Великий урок, который преподает нам и будущим поколениям Солженицын своей победой над тиранией, таков: письмо может сказать правду жизни! …
Многие писатели 20-го века задавались вопросом: если тираны могут так успешно заставить писать ложь, убедить столь многих поверить в их ложь и убить писателей, которые бросают им вызов, что может сделать писатель? Что будет, если он напишет правду? Зачем рисковать, если никто не слушает? …Может ли писатель смотреть ужасу в лицо и записывать то, что видит? Не может ли такое широкое раскрытие глаз так сломить его дух, что, когда он сядет за письменный стол, он сможет писать только абсурдные и бессмысленные отрывки? В такие времена, спрашивали писатели, может ли письмо сказать правду?
ДА! гремит в ответ Солженицын, тысячу раз да!
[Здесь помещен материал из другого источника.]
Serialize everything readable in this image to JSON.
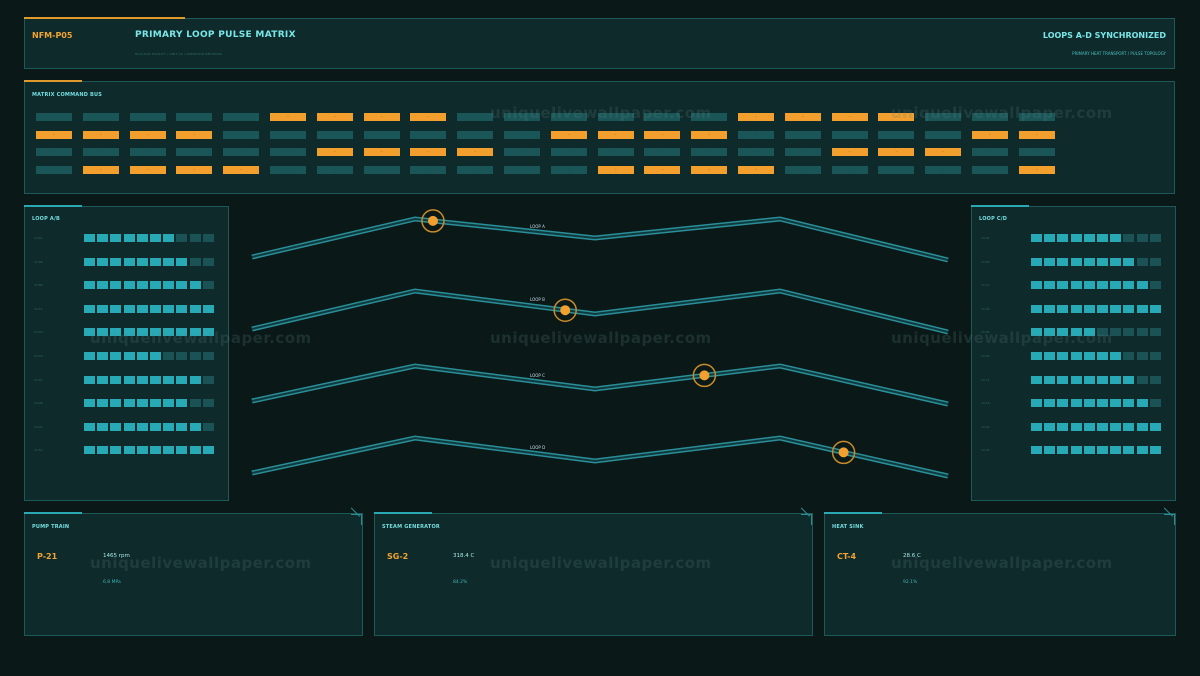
{
  "header": {
    "id": "NFM-P05",
    "title": "PRIMARY LOOP PULSE MATRIX",
    "subtitle": "NUCLEAR FACILITY / UNIT 04 / OPERATOR NETWORK",
    "status": "LOOPS A-D SYNCHRONIZED",
    "status_sub": "PRIMARY HEAT TRANSPORT / PULSE TOPOLOGY"
  },
  "matrix": {
    "title": "MATRIX COMMAND BUS",
    "rows": [
      [
        0,
        0,
        0,
        0,
        0,
        1,
        1,
        1,
        1,
        0,
        0,
        0,
        0,
        0,
        0,
        1,
        1,
        1,
        1,
        0,
        0,
        0
      ],
      [
        1,
        1,
        1,
        1,
        0,
        0,
        0,
        0,
        0,
        0,
        0,
        1,
        1,
        1,
        1,
        0,
        0,
        0,
        0,
        0,
        1,
        1
      ],
      [
        0,
        0,
        0,
        0,
        0,
        0,
        1,
        1,
        1,
        1,
        0,
        0,
        0,
        0,
        0,
        0,
        0,
        1,
        1,
        1,
        0,
        0
      ],
      [
        0,
        1,
        1,
        1,
        1,
        0,
        0,
        0,
        0,
        0,
        0,
        0,
        1,
        1,
        1,
        1,
        0,
        0,
        0,
        0,
        0,
        1
      ]
    ]
  },
  "loop_ab": {
    "title": "LOOP A/B",
    "row_labels": [
      "10.62",
      "10.88",
      "10.86",
      "10.14",
      "10.40",
      "10.26",
      "10.52",
      "10.98",
      "10.24",
      "10.50"
    ],
    "fill": [
      7,
      8,
      9,
      10,
      10,
      6,
      9,
      8,
      9,
      10
    ]
  },
  "loop_cd": {
    "title": "LOOP C/D",
    "row_labels": [
      "10.42",
      "10.68",
      "10.13",
      "10.04",
      "10.60",
      "10.26",
      "10.72",
      "10.18",
      "10.44",
      "10.30"
    ],
    "fill": [
      7,
      8,
      9,
      10,
      5,
      7,
      8,
      9,
      10,
      10
    ]
  },
  "waves": [
    {
      "label": "LOOP A",
      "marker_t": 0.26
    },
    {
      "label": "LOOP B",
      "marker_t": 0.45
    },
    {
      "label": "LOOP C",
      "marker_t": 0.65
    },
    {
      "label": "LOOP D",
      "marker_t": 0.85
    }
  ],
  "bottom": {
    "pump": {
      "title": "PUMP TRAIN",
      "id": "P-21",
      "value": "1465 rpm",
      "sub": "6.8 MPa"
    },
    "steam": {
      "title": "STEAM GENERATOR",
      "id": "SG-2",
      "value": "318.4 C",
      "sub": "84.2%"
    },
    "heat": {
      "title": "HEAT SINK",
      "id": "CT-4",
      "value": "28.6 C",
      "sub": "92.1%"
    }
  },
  "watermark": "uniquelivewallpaper.com",
  "colors": {
    "accent": "#f29f2d",
    "cyan": "#27a9b6",
    "bg": "#0a1918"
  }
}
Если письменность была способна бороться с жизнью на странице в течение сорока столетий, что же произошло в прошлом столетии, чтобы разорвать ее власть над зверем? Ничего! Да, мы убивали друг друга в бесчисленном количестве; да, мы ступили на луну. Но здесь, на земле, мужчины и женщины все еще живут, желают и умирают? Несмотря на все изменения, которые может принести время, неужели бурные ветры все еще качают любимые почки мая? Да, они делают! Это истина, на которую мы можем опираться, как на участок земли, который мы можем возделывать, чтобы накормить себя, на котором мы можем построить дом, чтобы укрыться.
Может ли писатель смотреть на ужас и жить, чтобы записать его? Да, победа Солженицына учит. Чтобы сделать это, может потребоваться вся последняя капля мужества писателя, лишить его или ее куска дикой решимости. Правда, которую может сообщить смелый писатель, не польстит нашему тщеславию как виду; это может показать нас как самых жестоких и самых распутных из всех. Но писатель, который осмеливается так глубоко копнуть в жизнь и писательство, может написать эту правду. Солженицын учит тому, чему мы учимся у всех великих писателей: сокровенная суть письма — его органическая связь с самой жизнью. Писатели, которые вонзают свои перья в это пульсирующее сердце, место, где опыт становится словом, найдут истину, которая поддержит их против неправды и защитит от ее ужаса и ее злобы.